Ogni osservazione ha bisogno di liberarsi dai codici familiari che porta con sé, ha bisogno di andare alla deriva in mezzo a tutto ciò che non capisce, per poter arrivare ad una foce, dove dovrà sentirsi smarrita.

In ogni caso si richiede a chi guarda di arrendersi alla complessità: Paul Klee, a margine del suo ultimo disegno, scrive:

Bisogna che tutto sia conosciuto? Ah, io non credo.
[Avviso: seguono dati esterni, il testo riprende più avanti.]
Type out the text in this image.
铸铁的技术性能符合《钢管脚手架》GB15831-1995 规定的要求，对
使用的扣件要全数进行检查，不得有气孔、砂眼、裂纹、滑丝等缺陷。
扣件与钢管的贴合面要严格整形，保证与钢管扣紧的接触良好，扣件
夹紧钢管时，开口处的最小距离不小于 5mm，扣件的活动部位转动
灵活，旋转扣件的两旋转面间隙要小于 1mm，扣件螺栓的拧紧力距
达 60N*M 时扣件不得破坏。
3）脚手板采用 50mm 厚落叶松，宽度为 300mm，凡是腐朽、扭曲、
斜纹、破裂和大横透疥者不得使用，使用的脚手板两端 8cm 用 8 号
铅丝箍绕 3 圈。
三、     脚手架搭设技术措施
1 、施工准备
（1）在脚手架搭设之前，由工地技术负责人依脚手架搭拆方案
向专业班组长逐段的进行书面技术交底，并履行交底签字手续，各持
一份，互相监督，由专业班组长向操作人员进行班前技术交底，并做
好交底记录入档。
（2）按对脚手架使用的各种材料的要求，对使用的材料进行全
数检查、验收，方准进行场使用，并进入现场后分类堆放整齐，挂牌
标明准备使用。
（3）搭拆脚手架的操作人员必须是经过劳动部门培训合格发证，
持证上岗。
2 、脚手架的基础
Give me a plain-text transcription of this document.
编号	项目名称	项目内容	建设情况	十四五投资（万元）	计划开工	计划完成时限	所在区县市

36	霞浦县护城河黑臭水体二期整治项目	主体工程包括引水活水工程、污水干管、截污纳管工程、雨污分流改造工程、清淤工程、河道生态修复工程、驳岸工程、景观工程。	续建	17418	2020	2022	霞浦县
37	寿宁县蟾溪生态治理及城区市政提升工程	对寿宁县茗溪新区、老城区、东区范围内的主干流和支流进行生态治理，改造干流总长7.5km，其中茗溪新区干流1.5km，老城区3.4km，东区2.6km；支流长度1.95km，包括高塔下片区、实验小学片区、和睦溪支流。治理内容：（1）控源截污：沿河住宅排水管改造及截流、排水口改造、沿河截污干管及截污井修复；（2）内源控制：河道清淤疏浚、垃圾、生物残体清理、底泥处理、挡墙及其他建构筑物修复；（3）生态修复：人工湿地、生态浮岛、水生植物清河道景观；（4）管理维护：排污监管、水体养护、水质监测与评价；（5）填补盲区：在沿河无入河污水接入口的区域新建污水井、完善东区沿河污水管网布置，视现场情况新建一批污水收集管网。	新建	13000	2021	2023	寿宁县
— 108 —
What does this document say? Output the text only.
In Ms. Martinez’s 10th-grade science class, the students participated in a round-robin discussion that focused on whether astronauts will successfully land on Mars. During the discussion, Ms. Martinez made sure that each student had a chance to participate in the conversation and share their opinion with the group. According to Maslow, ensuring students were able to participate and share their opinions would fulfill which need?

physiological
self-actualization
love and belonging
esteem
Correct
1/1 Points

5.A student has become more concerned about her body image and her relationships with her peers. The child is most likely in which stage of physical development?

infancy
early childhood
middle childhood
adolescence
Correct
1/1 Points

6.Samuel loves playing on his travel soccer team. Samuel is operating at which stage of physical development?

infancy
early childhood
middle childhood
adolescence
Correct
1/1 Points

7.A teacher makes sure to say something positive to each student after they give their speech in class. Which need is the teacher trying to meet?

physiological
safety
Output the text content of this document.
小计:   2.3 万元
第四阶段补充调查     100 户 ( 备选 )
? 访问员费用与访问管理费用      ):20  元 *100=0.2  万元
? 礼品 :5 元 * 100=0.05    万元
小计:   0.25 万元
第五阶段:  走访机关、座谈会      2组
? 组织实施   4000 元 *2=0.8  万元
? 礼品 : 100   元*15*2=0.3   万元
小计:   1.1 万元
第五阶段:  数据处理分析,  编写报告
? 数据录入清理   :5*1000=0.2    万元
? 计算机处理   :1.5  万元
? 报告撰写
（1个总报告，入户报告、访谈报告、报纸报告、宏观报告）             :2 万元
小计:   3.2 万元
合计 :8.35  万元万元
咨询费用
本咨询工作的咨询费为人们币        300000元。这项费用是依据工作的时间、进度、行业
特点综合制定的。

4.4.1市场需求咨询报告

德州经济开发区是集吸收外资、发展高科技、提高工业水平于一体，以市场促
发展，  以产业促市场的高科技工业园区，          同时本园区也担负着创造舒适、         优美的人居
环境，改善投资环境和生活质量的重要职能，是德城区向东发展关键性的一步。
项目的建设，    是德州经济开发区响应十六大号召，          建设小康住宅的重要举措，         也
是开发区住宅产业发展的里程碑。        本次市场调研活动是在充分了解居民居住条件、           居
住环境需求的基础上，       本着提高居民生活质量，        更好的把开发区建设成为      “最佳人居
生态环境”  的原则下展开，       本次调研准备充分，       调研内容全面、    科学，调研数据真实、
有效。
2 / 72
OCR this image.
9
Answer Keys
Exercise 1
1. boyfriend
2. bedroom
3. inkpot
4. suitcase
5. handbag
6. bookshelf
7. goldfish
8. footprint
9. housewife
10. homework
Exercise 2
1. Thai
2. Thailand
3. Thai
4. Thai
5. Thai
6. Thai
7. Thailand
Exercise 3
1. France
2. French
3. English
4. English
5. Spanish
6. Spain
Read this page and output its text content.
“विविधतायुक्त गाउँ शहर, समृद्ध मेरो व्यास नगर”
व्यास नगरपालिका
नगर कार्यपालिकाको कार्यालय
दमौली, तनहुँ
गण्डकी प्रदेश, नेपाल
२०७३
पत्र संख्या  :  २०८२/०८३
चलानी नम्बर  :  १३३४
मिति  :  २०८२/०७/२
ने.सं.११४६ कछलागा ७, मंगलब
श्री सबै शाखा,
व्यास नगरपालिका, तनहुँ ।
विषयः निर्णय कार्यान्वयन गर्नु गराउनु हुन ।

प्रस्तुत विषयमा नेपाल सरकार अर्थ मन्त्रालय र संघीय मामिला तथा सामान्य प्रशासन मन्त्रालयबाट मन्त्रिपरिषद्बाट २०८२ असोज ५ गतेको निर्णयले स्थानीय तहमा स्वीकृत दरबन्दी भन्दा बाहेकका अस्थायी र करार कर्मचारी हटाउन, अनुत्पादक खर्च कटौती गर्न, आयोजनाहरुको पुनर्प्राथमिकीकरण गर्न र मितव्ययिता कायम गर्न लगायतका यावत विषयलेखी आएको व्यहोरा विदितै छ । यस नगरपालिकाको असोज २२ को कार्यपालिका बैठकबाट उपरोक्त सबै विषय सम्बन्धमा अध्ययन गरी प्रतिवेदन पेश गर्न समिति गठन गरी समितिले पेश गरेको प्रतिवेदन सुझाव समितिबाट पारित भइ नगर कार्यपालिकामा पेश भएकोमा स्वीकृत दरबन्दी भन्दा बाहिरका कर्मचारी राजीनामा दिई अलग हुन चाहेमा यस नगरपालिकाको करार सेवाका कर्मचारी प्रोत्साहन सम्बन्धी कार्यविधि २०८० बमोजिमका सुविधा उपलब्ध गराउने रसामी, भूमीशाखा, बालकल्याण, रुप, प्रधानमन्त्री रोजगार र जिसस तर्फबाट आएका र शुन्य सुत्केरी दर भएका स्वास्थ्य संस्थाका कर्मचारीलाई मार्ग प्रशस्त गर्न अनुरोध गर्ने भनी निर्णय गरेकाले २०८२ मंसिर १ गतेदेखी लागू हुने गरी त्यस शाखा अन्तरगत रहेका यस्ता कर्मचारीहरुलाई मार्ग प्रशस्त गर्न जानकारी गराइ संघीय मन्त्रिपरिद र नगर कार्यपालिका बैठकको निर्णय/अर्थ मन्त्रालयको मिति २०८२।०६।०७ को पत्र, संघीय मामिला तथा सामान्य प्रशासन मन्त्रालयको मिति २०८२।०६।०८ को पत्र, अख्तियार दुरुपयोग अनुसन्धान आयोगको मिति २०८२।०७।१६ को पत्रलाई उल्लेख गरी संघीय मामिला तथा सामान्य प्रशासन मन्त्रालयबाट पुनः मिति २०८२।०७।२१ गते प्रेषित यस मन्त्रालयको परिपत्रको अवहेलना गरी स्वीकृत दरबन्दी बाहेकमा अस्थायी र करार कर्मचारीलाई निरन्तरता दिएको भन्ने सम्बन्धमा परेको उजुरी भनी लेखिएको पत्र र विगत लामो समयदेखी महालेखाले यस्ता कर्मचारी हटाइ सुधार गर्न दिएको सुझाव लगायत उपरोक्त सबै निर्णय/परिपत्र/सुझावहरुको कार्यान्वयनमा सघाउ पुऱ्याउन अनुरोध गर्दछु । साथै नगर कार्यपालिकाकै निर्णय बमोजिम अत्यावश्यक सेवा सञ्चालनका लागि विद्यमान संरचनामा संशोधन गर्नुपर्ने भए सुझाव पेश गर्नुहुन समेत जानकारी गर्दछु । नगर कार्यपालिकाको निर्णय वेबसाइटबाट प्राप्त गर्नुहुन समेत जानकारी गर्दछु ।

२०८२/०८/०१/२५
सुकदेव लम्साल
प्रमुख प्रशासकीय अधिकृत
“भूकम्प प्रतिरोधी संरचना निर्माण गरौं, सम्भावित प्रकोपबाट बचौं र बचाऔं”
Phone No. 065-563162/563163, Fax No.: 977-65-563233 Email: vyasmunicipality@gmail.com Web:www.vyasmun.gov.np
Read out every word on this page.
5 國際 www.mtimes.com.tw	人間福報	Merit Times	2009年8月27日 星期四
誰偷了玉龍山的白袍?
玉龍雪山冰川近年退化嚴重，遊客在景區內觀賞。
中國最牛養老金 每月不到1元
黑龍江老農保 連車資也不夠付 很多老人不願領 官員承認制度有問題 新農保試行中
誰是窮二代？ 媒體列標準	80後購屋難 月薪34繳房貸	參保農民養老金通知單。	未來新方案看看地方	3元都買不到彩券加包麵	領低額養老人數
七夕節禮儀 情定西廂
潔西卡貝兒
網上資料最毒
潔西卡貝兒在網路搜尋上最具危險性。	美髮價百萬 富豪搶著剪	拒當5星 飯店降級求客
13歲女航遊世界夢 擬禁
Leopardi prova, nei mesi attorno all’emozione dell’Infinito, a dare una spiegazione psicologica, in un appunto sullo Zibaldone:

Il sentimento che si  prova alla vista di una campagna o di qualunque altra cosa vi ispiri idee e pensieri vaghi e indefiniti, quantunque dilettosissimo, è pur come un diletto che non si può afferrare, e può paragonarsi a quello di correre dietro ad una farfalla bella e dipinta senza poterla cogliere: e perciò lascia sempre nell’anima un gran desiderio: pur questo è il sommo de’ nostri diletti, e tutto quello ch’è determinato e certo è molto più lungi dall’appagarci, di questo che per la sua incertezza non ci può mai appagare.

In modo più retorico, ma consapevole del processo emozionale che richiede una grande disponibilità psicologica Baudelaire e Friedrich, inconsapevoli l’uno dell’altro, scrivono, il primo:

“Davanti al paesaggio gli occhi dell’anima colgono ciò che gli occhi non possono cogliere”. L’altro:

“Chiudi il tuo occhio fisico così da vedere l’immagine principalmente con l’occhio dello spirito”

Dunque la terapia della contemplazione è facilitata dall’esperienza del paesaggio che rende possibile sopportare e anzi farsi forti dell’incertezza, del distacco, della lontananza. E’ una magica sospensione del processo conoscitivo per rendere possibile un altro tipo di esperienza in paesaggi che diventano astratti, di impossibile comunicazione, paesaggi la cui mappa sia ancora quella del mare che Carroll ha fatto per Alice: un foglio bianco.

Tenendo conto che il perdersi è una terapia ma come ogni esperienza forte genera anche l’ultima malia: è la nostalgia del perdersi, è l’occhio umido del vecchio che stava fermo su un molo a Sestri guardando un mare invernale e quando io ragazzo ho chiesto perché piangeva m’han detto ninte, ninte, u l’ha u maa daa maina.